Department of Emergency Medicine, University of Michigan Medical School, 2800 Plymouth Road, Ann Arbor, MI, 48109, USA; Michigan Center for Integrative Research in Critical Care, University of Michigan Medical School, 2800 Plymouth Road, Ann Arbor, MI, 48109, USA; Department of Surgery, University of Michigan Medical School, 2800 Plymouth Road, Ann Arbor, MI, 48109, USA.
Department of Emergency Medicine, University of Michigan Medical School, 2800 Plymouth Road, Ann Arbor, MI, 48109, USA; Michigan Center for Integrative Research in Critical Care, University of Michigan Medical School, 2800 Plymouth Road, Ann Arbor, MI, 48109, USA.
Resuscitation. 2021 Feb;159:28-34. doi: 10.1016/j.resuscitation.2020.12.004. Epub 2020 Dec 15.
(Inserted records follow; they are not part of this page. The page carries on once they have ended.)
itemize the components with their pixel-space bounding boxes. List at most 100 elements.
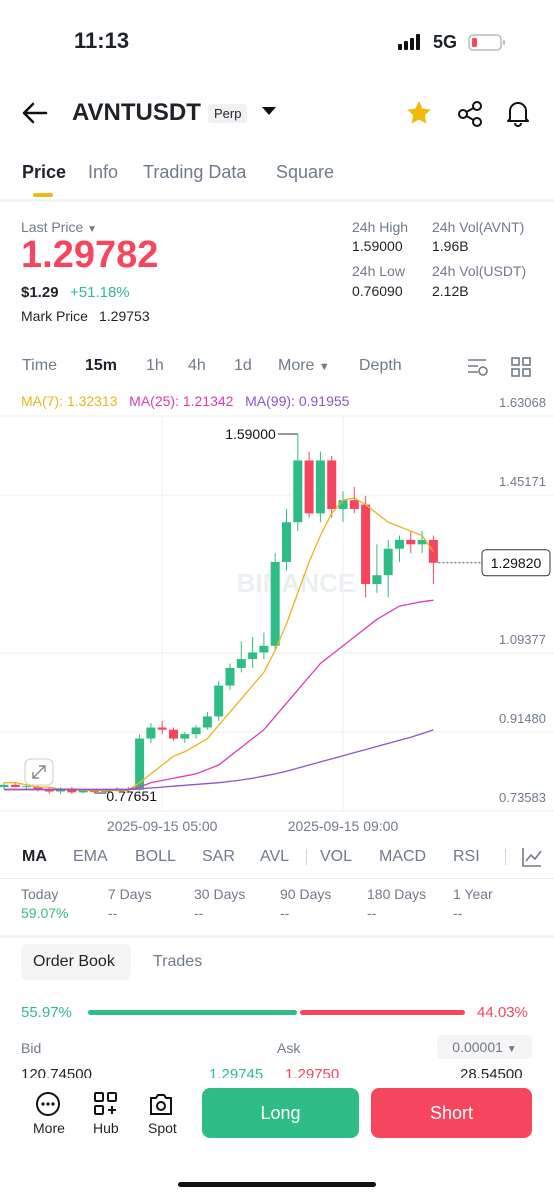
candle-body: [327, 460, 337, 509]
period-value: --: [194, 905, 204, 921]
back-button[interactable]: [20, 100, 50, 126]
tab-pill: [21, 944, 131, 980]
last-price-label: 1.29820: [491, 555, 542, 571]
indicator[interactable]: AVL: [260, 848, 290, 865]
candle-body: [10, 784, 20, 788]
period-label: 1 Year: [453, 886, 493, 902]
candle-body: [315, 460, 325, 514]
candle-body: [304, 460, 314, 514]
candlestick-chart: BINANCE 0.73583 0.91480 1.09377 1.45171 1.630…: [0, 395, 554, 834]
candle-body: [349, 500, 359, 509]
tab[interactable]: Trading Data: [143, 162, 247, 182]
period-value: --: [367, 905, 377, 921]
tab[interactable]: Trades: [153, 953, 203, 970]
period-label: 180 Days: [367, 886, 427, 902]
alert-bell[interactable]: [504, 99, 532, 127]
y-tick-label: 1.09377: [499, 632, 546, 647]
tab[interactable]: Info: [88, 162, 119, 182]
ma-label: MA(99): 0.91955: [245, 393, 350, 409]
candle-body: [395, 539, 404, 549]
indicator[interactable]: BOLL: [135, 848, 176, 865]
ma-label: MA(7): 1.32313: [21, 393, 118, 409]
period-label: 90 Days: [280, 886, 332, 902]
candle-body: [225, 667, 235, 686]
tab-underline: [33, 193, 53, 197]
favorite-star[interactable]: [405, 99, 433, 127]
last-price: 1.29782: [21, 234, 159, 276]
interval[interactable]: 1h: [146, 357, 164, 374]
indicator[interactable]: MA: [22, 848, 47, 865]
candle-body: [146, 727, 156, 739]
interval[interactable]: More ▼: [278, 357, 330, 375]
interval[interactable]: Time: [22, 357, 57, 374]
candle-body: [361, 504, 371, 585]
indicator[interactable]: VOL: [320, 848, 353, 865]
indicator-settings[interactable]: [521, 846, 543, 868]
bid-ratio: 55.97%: [21, 1004, 72, 1021]
candle-body: [270, 561, 280, 646]
candle-body: [67, 788, 77, 793]
y-tick-label: 1.45171: [499, 474, 546, 489]
candle-body: [191, 727, 201, 735]
candle-body: [33, 787, 43, 790]
candle-body: [214, 685, 224, 717]
stat-label: 24h Vol(USDT): [432, 263, 527, 279]
candle-body: [180, 734, 190, 739]
interval[interactable]: 1d: [234, 357, 252, 374]
interval[interactable]: Depth: [359, 357, 402, 374]
y-tick-label: 0.91480: [499, 711, 546, 726]
candle-body: [372, 575, 382, 585]
nav-item[interactable]: Spot: [148, 1120, 177, 1136]
candle-body: [383, 548, 393, 576]
long-button[interactable]: Long: [202, 1088, 359, 1138]
candle-body: [169, 729, 178, 739]
indicator[interactable]: SAR: [202, 848, 235, 865]
divider: [0, 878, 554, 879]
expand-icon: [32, 765, 46, 779]
period-label: 30 Days: [194, 886, 246, 902]
label: More: [278, 357, 315, 374]
home-indicator: [178, 1182, 376, 1187]
candle-body: [417, 539, 427, 545]
candle-body: [78, 790, 88, 793]
stat-value: 0.76090: [352, 283, 403, 299]
mark-price: 1.29753: [99, 308, 150, 324]
candle-body: [157, 727, 167, 730]
network: 5G: [433, 32, 458, 52]
watermark: BINANCE: [237, 568, 355, 598]
tick-size[interactable]: 0.00001 ▼: [437, 1035, 532, 1059]
candle-body: [22, 786, 32, 788]
indicator[interactable]: EMA: [73, 848, 108, 865]
tab[interactable]: Square: [276, 162, 335, 182]
nav-item[interactable]: Hub: [93, 1120, 119, 1136]
clock: 11:13: [74, 28, 130, 53]
candle-body: [259, 645, 269, 653]
candle-body: [282, 522, 291, 562]
tab[interactable]: Price: [22, 162, 67, 182]
y-tick-label: 0.73583: [499, 790, 546, 805]
symbol[interactable]: AVNTUSDT: [72, 99, 201, 126]
candle-body: [293, 460, 303, 523]
candle-body: [89, 790, 99, 792]
period-value: --: [108, 905, 118, 921]
interval[interactable]: 4h: [188, 357, 206, 374]
caret: ▼: [318, 361, 330, 373]
chart-tools[interactable]: [466, 355, 534, 379]
period-value: 59.07%: [21, 905, 69, 921]
candle-body: [44, 789, 54, 792]
share-button[interactable]: [456, 100, 484, 128]
interval[interactable]: 15m: [85, 357, 118, 374]
candle-body: [0, 784, 9, 788]
tab[interactable]: Order Book: [33, 953, 115, 970]
last-price-label: Last Price ▼: [21, 219, 97, 235]
candle-body: [236, 659, 246, 668]
indicator[interactable]: RSI: [453, 848, 480, 865]
indicator[interactable]: MACD: [379, 848, 427, 865]
symbol-dropdown[interactable]: [262, 106, 276, 116]
nav-item[interactable]: More: [33, 1120, 65, 1136]
candle-body: [202, 716, 212, 728]
stat-value: 1.59000: [352, 238, 403, 254]
period-label: Today: [21, 886, 59, 902]
short-button[interactable]: Short: [371, 1088, 532, 1138]
divider: [0, 935, 554, 938]
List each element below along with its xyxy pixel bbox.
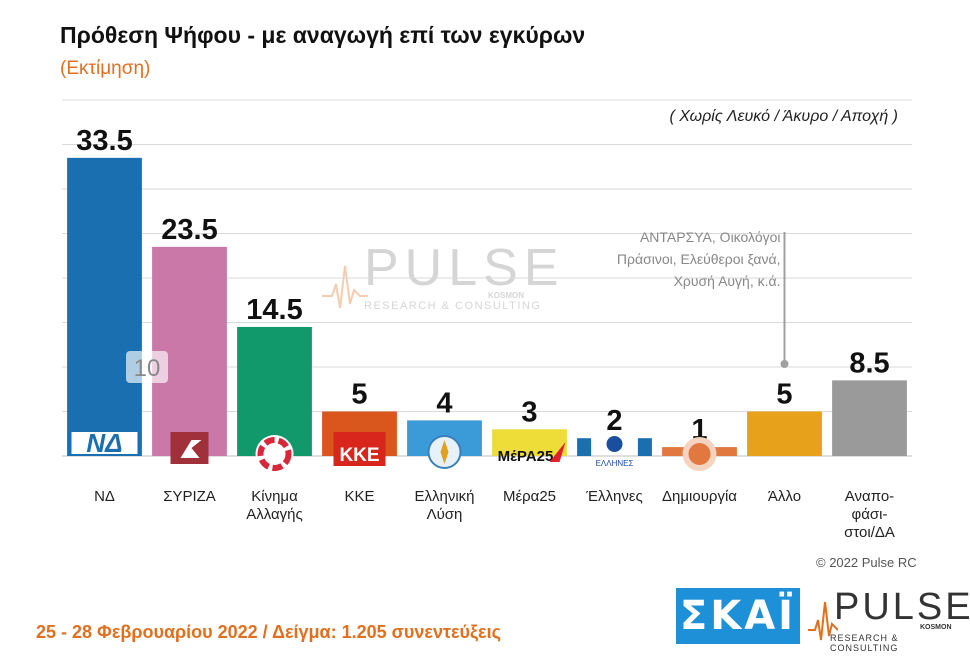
data-label: 5 (776, 379, 792, 411)
x-tick-label: Αλλαγής (246, 506, 303, 523)
ellines-logo-text: ΕΛΛΗΝΕΣ (596, 459, 634, 468)
data-label: 23.5 (161, 214, 217, 246)
pulse-logo-word: PULSE (834, 586, 970, 628)
x-tick-label: φάσι- (852, 506, 888, 523)
bar (67, 157, 142, 456)
watermark-sub: KOSMON (488, 291, 524, 300)
pulse-logo-wave-icon (808, 601, 838, 641)
exclusion-note: ( Χωρίς Λευκό / Άκυρο / Αποχή ) (669, 108, 898, 125)
bar (237, 326, 312, 456)
pulse-wave-icon (322, 265, 368, 309)
data-label: 2 (606, 405, 622, 437)
x-tick-label: Αναπο- (845, 488, 894, 505)
annotation-text: ΑΝΤΑΡΣΥΑ, Οικολόγοι (640, 229, 781, 245)
fieldwork-info: 25 - 28 Φεβρουαρίου 2022 / Δείγμα: 1.205… (36, 622, 501, 642)
annotation-text: Χρυσή Αυγή, κ.ά. (674, 273, 781, 289)
annotation-text: Πράσινοι, Ελεύθεροι ξανά, (617, 251, 781, 267)
bar (832, 380, 907, 456)
bar (492, 429, 567, 456)
x-tick-label: Λύση (427, 506, 463, 523)
skai-logo: ΣΚΑΪ (676, 588, 800, 644)
x-tick-label: ΚΚΕ (344, 488, 374, 505)
data-label: 33.5 (76, 125, 132, 157)
mera25-logo-icon (549, 442, 566, 462)
pulse-watermark: PULSE KOSMON RESEARCH & CONSULTING (322, 238, 559, 318)
kke-logo-text: ΚΚΕ (339, 445, 379, 466)
data-label: 3 (521, 396, 537, 428)
x-tick-label: Κίνημα (251, 488, 298, 505)
watermark-tagline: RESEARCH & CONSULTING (364, 300, 542, 312)
data-label: 5 (351, 379, 367, 411)
x-tick-label: ΝΔ (94, 488, 115, 505)
x-tick-label: ΣΥΡΙΖΑ (163, 488, 216, 505)
ellines-logo-icon (606, 436, 623, 452)
bar (637, 438, 652, 456)
x-tick-label: Δημιουργία (662, 488, 737, 505)
x-tick-label: Μέρα25 (503, 488, 556, 505)
pulse-logo-sub: KOSMON (920, 624, 952, 631)
compass-needle-icon (440, 440, 449, 464)
bar (577, 438, 592, 456)
pulse-logo-tagline: RESEARCH & CONSULTING (830, 633, 899, 653)
bar (747, 411, 822, 456)
data-label: 4 (436, 387, 452, 419)
data-label: 14.5 (246, 294, 302, 326)
x-tick-label: Ελληνική (414, 488, 474, 505)
nd-logo-text: ΝΔ (86, 428, 122, 458)
copyright: © 2022 Pulse RC (816, 555, 917, 570)
data-label: 8.5 (849, 347, 889, 379)
annotation-dot (780, 360, 789, 368)
chart-subtitle: (Εκτίμηση) (60, 58, 151, 79)
marker-label: 10 (134, 355, 161, 382)
mera25-logo-text: ΜέΡΑ25 (498, 448, 554, 465)
syriza-star-icon (180, 440, 202, 458)
pulse-logo: PULSE KOSMON RESEARCH & CONSULTING (808, 584, 970, 653)
watermark-brand: PULSE (364, 239, 565, 297)
marker-box (126, 351, 168, 383)
nd-logo-icon (71, 432, 138, 454)
chart-title: Πρόθεση Ψήφου - με αναγωγή επί των εγκύρ… (60, 22, 586, 48)
dimiourgia-inner-icon (688, 443, 711, 465)
x-tick-label: Άλλο (768, 488, 801, 505)
x-tick-label: στοι/ΔΑ (844, 524, 895, 541)
kke-logo-icon (333, 432, 386, 466)
x-tick-label: Έλληνες (585, 488, 643, 505)
kinal-ring-icon (257, 437, 292, 471)
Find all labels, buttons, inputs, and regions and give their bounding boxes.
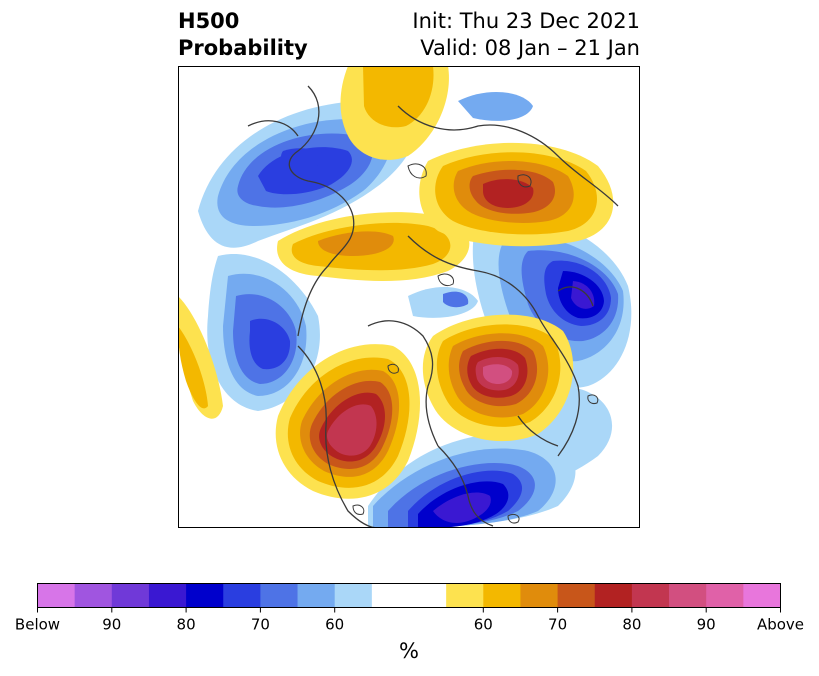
top-warm-band [340,66,449,160]
colorbar-cell [186,583,224,608]
coastlines [247,85,619,528]
colorbar-cell [148,583,187,608]
colorbar-tick-label: 90 [697,616,716,634]
colorbar-cell [446,583,484,608]
colorbar-cell [669,583,707,608]
colorbar-tick-label: 90 [102,616,121,634]
colorbar-tick-label: 70 [548,616,567,634]
map-title: H500 Probability [178,8,308,62]
colorbar-cell [223,583,261,608]
canadian-arctic-anomaly [277,212,470,281]
colorbar-ticks: Below 90 80 70 60 60 70 80 90 Above [15,607,804,634]
colorbar-cell [111,583,150,608]
colorbar-cell [37,583,76,608]
colorbar-tick-label: 80 [622,616,641,634]
western-north-america-anomaly [275,344,420,499]
western-siberia-anomaly [419,142,614,247]
colorbar-tick-label: 60 [325,616,344,634]
colorbar-cell [371,583,410,608]
colorbar-cell [706,583,744,608]
colorbar-tick-label: 80 [177,616,196,634]
colorbar-cell [74,583,113,608]
colorbar-cell [260,583,298,608]
colorbar-cell [334,583,373,608]
colorbar-tick-label: Above [757,616,804,634]
colorbar-tick-label: 60 [474,616,493,634]
map-frame [178,66,640,528]
colorbar-cell [557,583,596,608]
date-info: Init: Thu 23 Dec 2021 Valid: 08 Jan – 21… [412,8,640,62]
colorbar-unit: % [399,639,419,663]
colorbar-cell [520,583,558,608]
subtitle-label: Probability [178,36,308,60]
pacific-edge-anomaly [178,296,223,419]
colorbar-cell [297,583,336,608]
colorbar-cell [409,583,447,608]
islands [352,163,599,524]
colorbar-cell [594,583,633,608]
colorbar-tick-label: 70 [251,616,270,634]
colorbar-cells [37,583,781,608]
init-date: Init: Thu 23 Dec 2021 [412,9,640,33]
colorbar-cell [631,583,670,608]
probability-map [178,66,640,528]
colorbar-cell [483,583,521,608]
colorbar-tick-label: Below [15,616,60,634]
north-atlantic-anomaly [422,314,574,442]
variable-label: H500 [178,9,240,33]
valid-date: Valid: 08 Jan – 21 Jan [420,36,640,60]
colorbar: Below 90 80 70 60 60 70 80 90 Above % [15,583,804,663]
colorbar-cell [743,583,781,608]
colorbar-frame [37,583,781,608]
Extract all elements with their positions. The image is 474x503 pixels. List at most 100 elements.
It remains unclear whether cardiac arrest (CA) resuscitation generates aerosols that can transmit respiratory pathogens. We hypothesize that chest compression and defibrillation generate aerosols that could contain the SARS-CoV-2 virus in a swine CA model.
To simulate witnessed CA with bystander-initiated cardiopulmonary resuscitation, 3 female non-intubated swine underwent 4 min of ventricular fibrillation without chest compression or defibrillation (no-flow) followed by ten 2-min cycles of mechanical chest compression and defibrillation without ventilation. The diameter (0.3-10 μm) and quantity of aerosols generated during 45-s intervals of no-flow and chest compression before and after defibrillation were analyzed by a particle analyzer. Aerosols generated from the coughs of 4 healthy human subjects were also compared to aerosols generated by swine.
There was no significant difference between the total aerosols generated during chest compression before defibrillation compared to no-flow. In contrast, chest compression after defibrillation generated significantly more aerosols than chest compression before defibrillation or no-flow (72.4 ± 41.6 × 10 vs 12.3 ± 8.3 × 10 vs 10.5 ± 11.2 × 10; p < 0.05), with a shift in particle size toward larger aerosols. Two consecutive human coughs generated 54.7 ± 33.9 × 10 aerosols with a size distribution smaller than post-defibrillation chest compression.
Chest compressions alone did not cause significant aerosol generation in this swine model. However, increased aerosol generation was detected during chest compression immediately following defibrillation. Additional research is needed to elucidate the clinical significance and mechanisms by which aerosol generation during chest compression is modified by defibrillation.
心脏骤停(CA)复苏是否会产生可传播呼吸道病原体的气溶胶仍不清楚。我们假设胸外按压和除颤会产生含有 SARS-CoV-2 病毒的气溶胶,这在猪 CA 模型中可以得到验证。
为了模拟有旁观者启动心肺复苏的目击性 CA,3 头未经插管的雌性猪经历了 4 分钟的心室颤动,没有进行胸外按压或除颤(无血流),然后进行了 10 个 2 分钟的机械胸外按压和除颤循环,没有通气。在无血流和除颤前后的 45 秒间隔内,通过粒子分析仪分析产生的气溶胶的直径(0.3-10μm)和数量。还将 4 名健康人体咳嗽产生的气溶胶与猪产生的气溶胶进行了比较。
与无血流相比,除颤前的胸外按压过程中产生的总气溶胶量没有显著差异。相比之下,除颤后的胸外按压比除颤前的胸外按压或无血流产生的气溶胶明显更多(72.4±41.6×10 对 12.3±8.3×10 对 10.5±11.2×10;p<0.05),并且颗粒大小分布向较大的气溶胶转移。连续两次人体咳嗽产生了 54.7±33.9×10 的气溶胶,其粒径分布小于除颤后的胸外按压。
在本猪模型中,单独的胸外按压不会导致明显的气溶胶产生。然而,在除颤后立即进行胸外按压时,检测到气溶胶生成增加。需要进一步研究阐明在胸外按压过程中,除颤如何改变气溶胶生成的临床意义和机制。